Elasticsearch vs Cassandra vs Elasticsearch with Cassandra

One of our applications uses data that is stored into both Cassandra and ElasticSearch. We use Cassandra to access those records whenever we can, and have data duplicated into query tables designed to adhere to specific application-side requests. For a more liberal search than our query tables can allow, ElasticSearch performs that functionality nicely.

We have asked that same question (of ourselves)…”Why don’t we just get everything from ElastsicSearch?”

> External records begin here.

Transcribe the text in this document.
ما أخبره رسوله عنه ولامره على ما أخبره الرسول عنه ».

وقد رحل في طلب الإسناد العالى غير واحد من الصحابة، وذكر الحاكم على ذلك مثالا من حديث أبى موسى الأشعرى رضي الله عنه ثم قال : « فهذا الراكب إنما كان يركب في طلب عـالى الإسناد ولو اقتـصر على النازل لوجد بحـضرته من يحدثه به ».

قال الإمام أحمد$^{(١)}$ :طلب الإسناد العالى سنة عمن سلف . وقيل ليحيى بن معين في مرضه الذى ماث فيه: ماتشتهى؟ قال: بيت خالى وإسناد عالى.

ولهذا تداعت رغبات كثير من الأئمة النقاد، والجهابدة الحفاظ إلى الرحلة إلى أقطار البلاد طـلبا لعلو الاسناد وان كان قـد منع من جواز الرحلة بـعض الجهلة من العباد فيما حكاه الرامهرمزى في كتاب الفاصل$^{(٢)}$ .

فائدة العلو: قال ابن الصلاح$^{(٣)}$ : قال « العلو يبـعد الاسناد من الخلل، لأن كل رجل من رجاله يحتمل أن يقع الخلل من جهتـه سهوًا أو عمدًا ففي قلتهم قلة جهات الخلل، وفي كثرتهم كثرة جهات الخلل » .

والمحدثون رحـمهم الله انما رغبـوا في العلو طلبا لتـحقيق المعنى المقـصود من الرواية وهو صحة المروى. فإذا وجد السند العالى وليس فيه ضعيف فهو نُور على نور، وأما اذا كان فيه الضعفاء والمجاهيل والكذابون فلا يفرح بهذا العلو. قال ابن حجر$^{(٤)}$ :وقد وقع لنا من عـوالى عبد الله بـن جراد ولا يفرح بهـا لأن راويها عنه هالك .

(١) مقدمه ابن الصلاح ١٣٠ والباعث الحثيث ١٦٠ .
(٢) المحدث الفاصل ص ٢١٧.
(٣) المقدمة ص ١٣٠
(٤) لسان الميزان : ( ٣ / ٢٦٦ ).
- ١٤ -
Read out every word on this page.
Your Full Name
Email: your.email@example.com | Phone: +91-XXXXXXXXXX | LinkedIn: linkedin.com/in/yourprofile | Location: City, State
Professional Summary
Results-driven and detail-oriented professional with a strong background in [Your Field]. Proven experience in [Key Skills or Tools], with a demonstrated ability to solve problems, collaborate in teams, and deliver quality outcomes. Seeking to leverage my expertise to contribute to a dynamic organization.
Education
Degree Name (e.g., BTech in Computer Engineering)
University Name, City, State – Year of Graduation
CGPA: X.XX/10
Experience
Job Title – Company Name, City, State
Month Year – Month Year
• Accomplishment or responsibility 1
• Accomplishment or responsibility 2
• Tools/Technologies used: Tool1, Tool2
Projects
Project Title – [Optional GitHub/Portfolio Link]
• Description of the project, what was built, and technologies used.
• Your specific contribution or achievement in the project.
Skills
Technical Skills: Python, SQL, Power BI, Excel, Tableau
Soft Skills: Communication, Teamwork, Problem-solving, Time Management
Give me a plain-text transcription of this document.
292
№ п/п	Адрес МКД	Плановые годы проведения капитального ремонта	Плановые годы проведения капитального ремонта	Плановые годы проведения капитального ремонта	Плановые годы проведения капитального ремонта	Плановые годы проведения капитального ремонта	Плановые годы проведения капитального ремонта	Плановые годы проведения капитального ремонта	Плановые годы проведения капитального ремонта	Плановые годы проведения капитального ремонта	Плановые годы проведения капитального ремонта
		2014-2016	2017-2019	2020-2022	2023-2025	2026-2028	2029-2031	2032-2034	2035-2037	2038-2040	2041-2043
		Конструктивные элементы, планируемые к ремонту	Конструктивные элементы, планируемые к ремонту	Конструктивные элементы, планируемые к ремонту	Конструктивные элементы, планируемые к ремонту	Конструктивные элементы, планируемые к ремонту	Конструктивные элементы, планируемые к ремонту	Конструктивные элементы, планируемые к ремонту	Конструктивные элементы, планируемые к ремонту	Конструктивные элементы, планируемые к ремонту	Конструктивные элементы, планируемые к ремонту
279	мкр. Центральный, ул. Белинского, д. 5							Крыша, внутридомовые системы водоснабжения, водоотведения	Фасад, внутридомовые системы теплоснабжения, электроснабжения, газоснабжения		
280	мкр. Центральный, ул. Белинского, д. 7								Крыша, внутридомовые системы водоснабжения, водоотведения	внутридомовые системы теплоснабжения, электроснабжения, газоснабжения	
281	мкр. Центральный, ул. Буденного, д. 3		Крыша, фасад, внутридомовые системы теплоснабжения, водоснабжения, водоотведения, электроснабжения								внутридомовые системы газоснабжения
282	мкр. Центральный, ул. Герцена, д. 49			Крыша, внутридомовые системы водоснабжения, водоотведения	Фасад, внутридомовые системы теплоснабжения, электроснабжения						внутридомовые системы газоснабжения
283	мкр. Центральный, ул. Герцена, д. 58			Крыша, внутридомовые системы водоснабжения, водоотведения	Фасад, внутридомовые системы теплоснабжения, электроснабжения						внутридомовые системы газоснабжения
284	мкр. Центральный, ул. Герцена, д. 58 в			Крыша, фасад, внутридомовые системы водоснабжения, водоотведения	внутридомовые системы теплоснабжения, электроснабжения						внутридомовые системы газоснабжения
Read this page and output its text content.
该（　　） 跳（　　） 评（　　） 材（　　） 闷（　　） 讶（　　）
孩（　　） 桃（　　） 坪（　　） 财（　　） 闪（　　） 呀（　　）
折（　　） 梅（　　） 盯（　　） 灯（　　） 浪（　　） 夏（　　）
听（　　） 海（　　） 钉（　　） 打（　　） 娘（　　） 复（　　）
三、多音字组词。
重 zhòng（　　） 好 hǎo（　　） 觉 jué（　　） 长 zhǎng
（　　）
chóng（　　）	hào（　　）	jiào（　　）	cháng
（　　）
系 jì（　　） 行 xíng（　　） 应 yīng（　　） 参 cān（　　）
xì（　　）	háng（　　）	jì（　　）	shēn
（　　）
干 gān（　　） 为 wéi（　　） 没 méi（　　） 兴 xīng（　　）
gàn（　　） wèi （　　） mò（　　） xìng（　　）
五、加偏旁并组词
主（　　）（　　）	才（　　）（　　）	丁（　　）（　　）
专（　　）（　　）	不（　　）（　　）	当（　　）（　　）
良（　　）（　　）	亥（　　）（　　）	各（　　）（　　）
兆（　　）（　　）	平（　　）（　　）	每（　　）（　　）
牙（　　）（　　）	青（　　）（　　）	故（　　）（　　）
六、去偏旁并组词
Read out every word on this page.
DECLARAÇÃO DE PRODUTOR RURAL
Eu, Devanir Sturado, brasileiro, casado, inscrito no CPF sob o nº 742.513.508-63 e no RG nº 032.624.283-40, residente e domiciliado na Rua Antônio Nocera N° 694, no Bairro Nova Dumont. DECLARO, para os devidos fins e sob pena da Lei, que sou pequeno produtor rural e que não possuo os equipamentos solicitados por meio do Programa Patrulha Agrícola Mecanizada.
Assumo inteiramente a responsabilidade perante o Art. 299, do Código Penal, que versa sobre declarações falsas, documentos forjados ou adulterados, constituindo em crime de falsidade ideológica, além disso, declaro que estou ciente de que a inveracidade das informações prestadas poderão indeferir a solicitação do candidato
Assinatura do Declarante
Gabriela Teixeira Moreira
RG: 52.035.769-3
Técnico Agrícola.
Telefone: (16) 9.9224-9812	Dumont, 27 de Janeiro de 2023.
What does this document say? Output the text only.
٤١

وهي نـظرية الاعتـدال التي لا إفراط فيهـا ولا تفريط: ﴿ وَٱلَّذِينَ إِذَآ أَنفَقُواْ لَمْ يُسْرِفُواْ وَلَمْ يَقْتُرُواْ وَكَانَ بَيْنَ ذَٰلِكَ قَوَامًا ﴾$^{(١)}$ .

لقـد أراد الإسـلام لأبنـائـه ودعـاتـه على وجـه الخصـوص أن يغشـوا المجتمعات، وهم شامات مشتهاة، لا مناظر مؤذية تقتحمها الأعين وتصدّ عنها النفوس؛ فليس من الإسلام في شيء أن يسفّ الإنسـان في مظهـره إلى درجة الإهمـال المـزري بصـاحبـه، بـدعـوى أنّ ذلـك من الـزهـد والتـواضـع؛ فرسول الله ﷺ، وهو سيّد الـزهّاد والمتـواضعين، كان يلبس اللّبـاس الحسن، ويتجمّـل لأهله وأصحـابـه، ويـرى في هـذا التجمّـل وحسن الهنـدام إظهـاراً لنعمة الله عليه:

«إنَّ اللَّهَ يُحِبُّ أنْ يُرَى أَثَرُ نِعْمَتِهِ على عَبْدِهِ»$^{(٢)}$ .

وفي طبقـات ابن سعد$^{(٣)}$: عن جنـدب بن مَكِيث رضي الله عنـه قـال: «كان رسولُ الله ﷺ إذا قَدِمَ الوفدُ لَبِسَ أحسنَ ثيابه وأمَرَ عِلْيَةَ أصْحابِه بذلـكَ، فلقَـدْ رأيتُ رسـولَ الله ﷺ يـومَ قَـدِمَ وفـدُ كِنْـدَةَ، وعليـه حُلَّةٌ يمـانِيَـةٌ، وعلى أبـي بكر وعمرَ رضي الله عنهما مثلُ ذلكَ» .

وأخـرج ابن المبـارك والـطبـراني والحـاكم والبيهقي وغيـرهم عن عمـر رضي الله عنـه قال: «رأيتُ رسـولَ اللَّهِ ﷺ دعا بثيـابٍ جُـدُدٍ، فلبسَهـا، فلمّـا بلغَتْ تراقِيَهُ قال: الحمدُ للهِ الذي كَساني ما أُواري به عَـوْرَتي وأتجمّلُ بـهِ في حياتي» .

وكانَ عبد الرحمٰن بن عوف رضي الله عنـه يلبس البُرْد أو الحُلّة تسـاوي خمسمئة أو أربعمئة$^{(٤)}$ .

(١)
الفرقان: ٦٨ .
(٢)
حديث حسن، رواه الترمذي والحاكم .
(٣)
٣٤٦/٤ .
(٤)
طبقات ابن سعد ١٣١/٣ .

The answer is that ElasticSearch was designed to be a search engine, and not a persistent data store. Sometimes ElasticSearch loses writes. Schema changes are difficult to do in ElasticSearch without blowing everything away and reloading. For that purpose, I have written jobs that are designed to keep ElasticSearch in-sync with our Cassandra cluster. There was also a fairly recent discussion on Quora about this topic, that yielded similar points.

That being said, ElasticSearch works great as a search engine. And Cassandra works great as a scalable, high-performance datastore. But querying data is different from searching for data. There are times that we need one or the other, and a combination of the two works well for our application. It may (or it may not) work well for yours.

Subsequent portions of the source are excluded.